Quel che è certo è che con il nuovo Papa non mancheranno le sorprese. Nalla prima messa celebrata nella cappella Sistina ha deciso di prescindere dal prassi e, invece, della tradizionale allocuzione in Latino, ha preferito parlare a braccio, in Italiano. Gli elementi di rottura, tuttavia, se ci saranno, saranno sul fronte del protocollo e delle tradizioni esteriori (ha rinunciato alla croce d’oro, per tenersi la sua di ferro e pare che il suo anello del pescatore potrebbe essere del medesimo metallo). Possiamo stare certi che sul fronte della dottrina persisterà nell’assoluta ortodossia. Proprio nella sua prima omelia ne abbiamo avuto un assaggio. «Se non confessiamo Gesù Cristo, la cosa non va. Diventeremo una ONG assistenziale, ma non la Chiesa, Sposa del Signore». Sappiamo, del resto, che in Argentina si è a lungo battuto contro la legalizzazione dei matrimoni gay, mentre si è sempre dichiarato contro l’aborto, l’eutanasia e qualsivoglia deriva eugenetica.

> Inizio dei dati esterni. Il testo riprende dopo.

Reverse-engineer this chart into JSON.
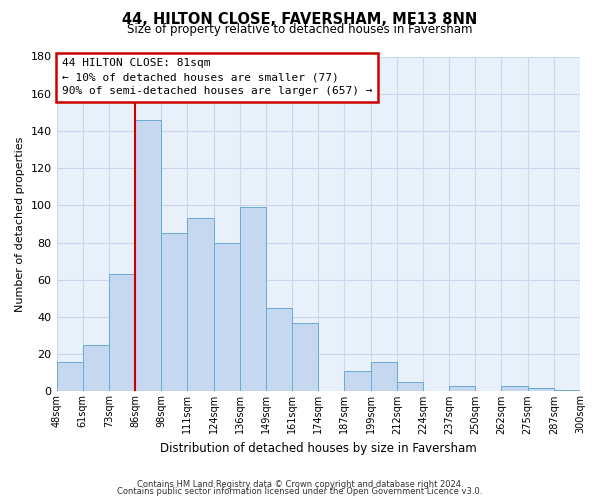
{
  "title": "44, HILTON CLOSE, FAVERSHAM, ME13 8NN",
  "subtitle": "Size of property relative to detached houses in Faversham",
  "xlabel": "Distribution of detached houses by size in Faversham",
  "ylabel": "Number of detached properties",
  "bar_labels": [
    "48sqm",
    "61sqm",
    "73sqm",
    "86sqm",
    "98sqm",
    "111sqm",
    "124sqm",
    "136sqm",
    "149sqm",
    "161sqm",
    "174sqm",
    "187sqm",
    "199sqm",
    "212sqm",
    "224sqm",
    "237sqm",
    "250sqm",
    "262sqm",
    "275sqm",
    "287sqm",
    "300sqm"
  ],
  "bar_values": [
    16,
    25,
    63,
    146,
    85,
    93,
    80,
    99,
    45,
    37,
    0,
    11,
    16,
    5,
    0,
    3,
    0,
    3,
    2,
    1
  ],
  "bar_color": "#c5d8f0",
  "bar_edge_color": "#6aaad4",
  "vline_color": "#cc0000",
  "vline_x": 3,
  "ylim": [
    0,
    180
  ],
  "yticks": [
    0,
    20,
    40,
    60,
    80,
    100,
    120,
    140,
    160,
    180
  ],
  "annotation_title": "44 HILTON CLOSE: 81sqm",
  "annotation_line1": "← 10% of detached houses are smaller (77)",
  "annotation_line2": "90% of semi-detached houses are larger (657) →",
  "annotation_box_color": "#ffffff",
  "annotation_box_edge": "#cc0000",
  "footnote1": "Contains HM Land Registry data © Crown copyright and database right 2024.",
  "footnote2": "Contains public sector information licensed under the Open Government Licence v3.0.",
  "grid_color": "#c8d8ec",
  "background_color": "#e8f0fa"
}
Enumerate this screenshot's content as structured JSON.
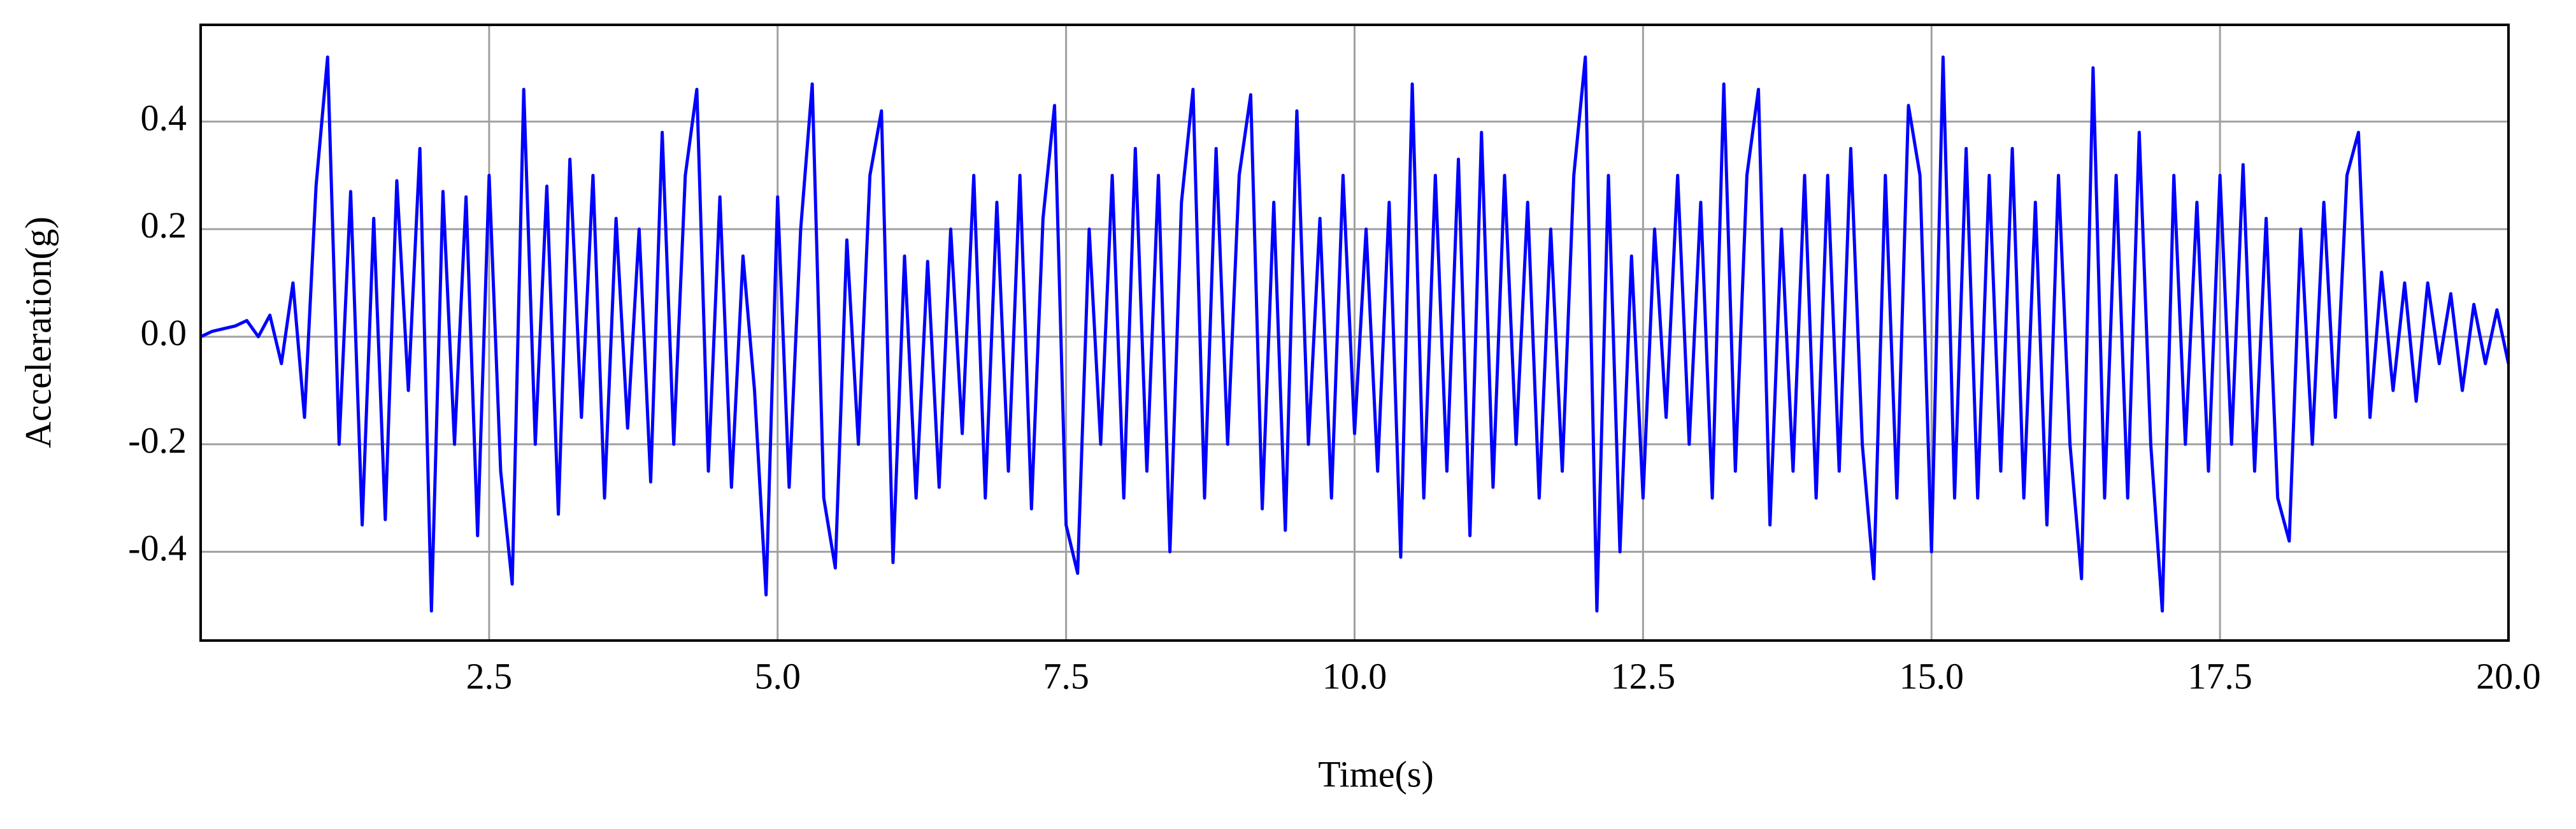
{
  "chart_data": {
    "type": "line",
    "xlabel": "Time(s)",
    "ylabel": "Acceleration(g)",
    "xlim": [
      0,
      20
    ],
    "ylim": [
      -0.565,
      0.58
    ],
    "xticks": [
      2.5,
      {
        "value": 5,
        "label": "5.0"
      },
      7.5,
      {
        "value": 10,
        "label": "10.0"
      },
      12.5,
      {
        "value": 15,
        "label": "15.0"
      },
      17.5,
      {
        "value": 20,
        "label": "20.0"
      }
    ],
    "yticks": [
      -0.4,
      -0.2,
      {
        "value": 0,
        "label": "0.0"
      },
      0.2,
      0.4
    ],
    "grid": true,
    "x": [
      0,
      0.1,
      0.2,
      0.3,
      0.4,
      0.5,
      0.6,
      0.7,
      0.8,
      0.9,
      1,
      1.1,
      1.2,
      1.3,
      1.4,
      1.5,
      1.6,
      1.7,
      1.8,
      1.9,
      2,
      2.1,
      2.2,
      2.3,
      2.4,
      2.5,
      2.6,
      2.7,
      2.8,
      2.9,
      3,
      3.1,
      3.2,
      3.3,
      3.4,
      3.5,
      3.6,
      3.7,
      3.8,
      3.9,
      4,
      4.1,
      4.2,
      4.3,
      4.4,
      4.5,
      4.6,
      4.7,
      4.8,
      4.9,
      5,
      5.1,
      5.2,
      5.3,
      5.4,
      5.5,
      5.6,
      5.7,
      5.8,
      5.9,
      6,
      6.1,
      6.2,
      6.3,
      6.4,
      6.5,
      6.6,
      6.7,
      6.8,
      6.9,
      7,
      7.1,
      7.2,
      7.3,
      7.4,
      7.5,
      7.6,
      7.7,
      7.8,
      7.9,
      8,
      8.1,
      8.2,
      8.3,
      8.4,
      8.5,
      8.6,
      8.7,
      8.8,
      8.9,
      9,
      9.1,
      9.2,
      9.3,
      9.4,
      9.5,
      9.6,
      9.7,
      9.8,
      9.9,
      10,
      10.1,
      10.2,
      10.3,
      10.4,
      10.5,
      10.6,
      10.7,
      10.8,
      10.9,
      11,
      11.1,
      11.2,
      11.3,
      11.4,
      11.5,
      11.6,
      11.7,
      11.8,
      11.9,
      12,
      12.1,
      12.2,
      12.3,
      12.4,
      12.5,
      12.6,
      12.7,
      12.8,
      12.9,
      13,
      13.1,
      13.2,
      13.3,
      13.4,
      13.5,
      13.6,
      13.7,
      13.8,
      13.9,
      14,
      14.1,
      14.2,
      14.3,
      14.4,
      14.5,
      14.6,
      14.7,
      14.8,
      14.9,
      15,
      15.1,
      15.2,
      15.3,
      15.4,
      15.5,
      15.6,
      15.7,
      15.8,
      15.9,
      16,
      16.1,
      16.2,
      16.3,
      16.4,
      16.5,
      16.6,
      16.7,
      16.8,
      16.9,
      17,
      17.1,
      17.2,
      17.3,
      17.4,
      17.5,
      17.6,
      17.7,
      17.8,
      17.9,
      18,
      18.1,
      18.2,
      18.3,
      18.4,
      18.5,
      18.6,
      18.7,
      18.8,
      18.9,
      19,
      19.1,
      19.2,
      19.3,
      19.4,
      19.5,
      19.6,
      19.7,
      19.8,
      19.9,
      20
    ],
    "series": [
      {
        "color": "#0000ff",
        "values": [
          0,
          0.01,
          0.015,
          0.02,
          0.03,
          0,
          0.04,
          -0.05,
          0.1,
          -0.15,
          0.28,
          0.52,
          -0.2,
          0.27,
          -0.35,
          0.22,
          -0.34,
          0.29,
          -0.1,
          0.35,
          -0.51,
          0.27,
          -0.2,
          0.26,
          -0.37,
          0.3,
          -0.25,
          -0.46,
          0.46,
          -0.2,
          0.28,
          -0.33,
          0.33,
          -0.15,
          0.3,
          -0.3,
          0.22,
          -0.17,
          0.2,
          -0.27,
          0.38,
          -0.2,
          0.3,
          0.46,
          -0.25,
          0.26,
          -0.28,
          0.15,
          -0.1,
          -0.48,
          0.26,
          -0.28,
          0.2,
          0.47,
          -0.3,
          -0.43,
          0.18,
          -0.2,
          0.3,
          0.42,
          -0.42,
          0.15,
          -0.3,
          0.14,
          -0.28,
          0.2,
          -0.18,
          0.3,
          -0.3,
          0.25,
          -0.25,
          0.3,
          -0.32,
          0.22,
          0.43,
          -0.35,
          -0.44,
          0.2,
          -0.2,
          0.3,
          -0.3,
          0.35,
          -0.25,
          0.3,
          -0.4,
          0.25,
          0.46,
          -0.3,
          0.35,
          -0.2,
          0.3,
          0.45,
          -0.32,
          0.25,
          -0.36,
          0.42,
          -0.2,
          0.22,
          -0.3,
          0.3,
          -0.18,
          0.2,
          -0.25,
          0.25,
          -0.41,
          0.47,
          -0.3,
          0.3,
          -0.25,
          0.33,
          -0.37,
          0.38,
          -0.28,
          0.3,
          -0.2,
          0.25,
          -0.3,
          0.2,
          -0.25,
          0.3,
          0.52,
          -0.51,
          0.3,
          -0.4,
          0.15,
          -0.3,
          0.2,
          -0.15,
          0.3,
          -0.2,
          0.25,
          -0.3,
          0.47,
          -0.25,
          0.3,
          0.46,
          -0.35,
          0.2,
          -0.25,
          0.3,
          -0.3,
          0.3,
          -0.25,
          0.35,
          -0.2,
          -0.45,
          0.3,
          -0.3,
          0.43,
          0.3,
          -0.4,
          0.52,
          -0.3,
          0.35,
          -0.3,
          0.3,
          -0.25,
          0.35,
          -0.3,
          0.25,
          -0.35,
          0.3,
          -0.2,
          -0.45,
          0.5,
          -0.3,
          0.3,
          -0.3,
          0.38,
          -0.2,
          -0.51,
          0.3,
          -0.2,
          0.25,
          -0.25,
          0.3,
          -0.2,
          0.32,
          -0.25,
          0.22,
          -0.3,
          -0.38,
          0.2,
          -0.2,
          0.25,
          -0.15,
          0.3,
          0.38,
          -0.15,
          0.12,
          -0.1,
          0.1,
          -0.12,
          0.1,
          -0.05,
          0.08,
          -0.1,
          0.06,
          -0.05,
          0.05,
          -0.05
        ]
      }
    ]
  }
}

Del nuovo Papa quell che più colpisce, in ogni caso, è lo stile pastorale. Sembra che agli assistenti che gli spiegavano, il giorno dopo l’elezione, che era tempo di andare dal sarto, abbia risposto: “prima, si prega”. E così è stato. Si è recato nella chiesa di Santa Maria Maggiore dove, a detta dei presenti, sembrava che fosse sempre stato Papa. E che, più che un papa, sembrava un padre.
Ortodossia e semplicità, quindi. Da dove provengono, allora,le maldicenze circa la deriva in favore della teologia delle liberazione? Banalmente, dal suo radicale attaccamento e alla sua dedizione agli ultimi. In un video amatoriale del 5 aprile 2012, lo vediamo praticare il rito della lavanda dei piedi a dei poveri del quartiere di i Bajo Flores a Buenos Aires alla casa “Don Bosco”, che si occupa di ragazzi che cercano di uscire dal tunnel della droga.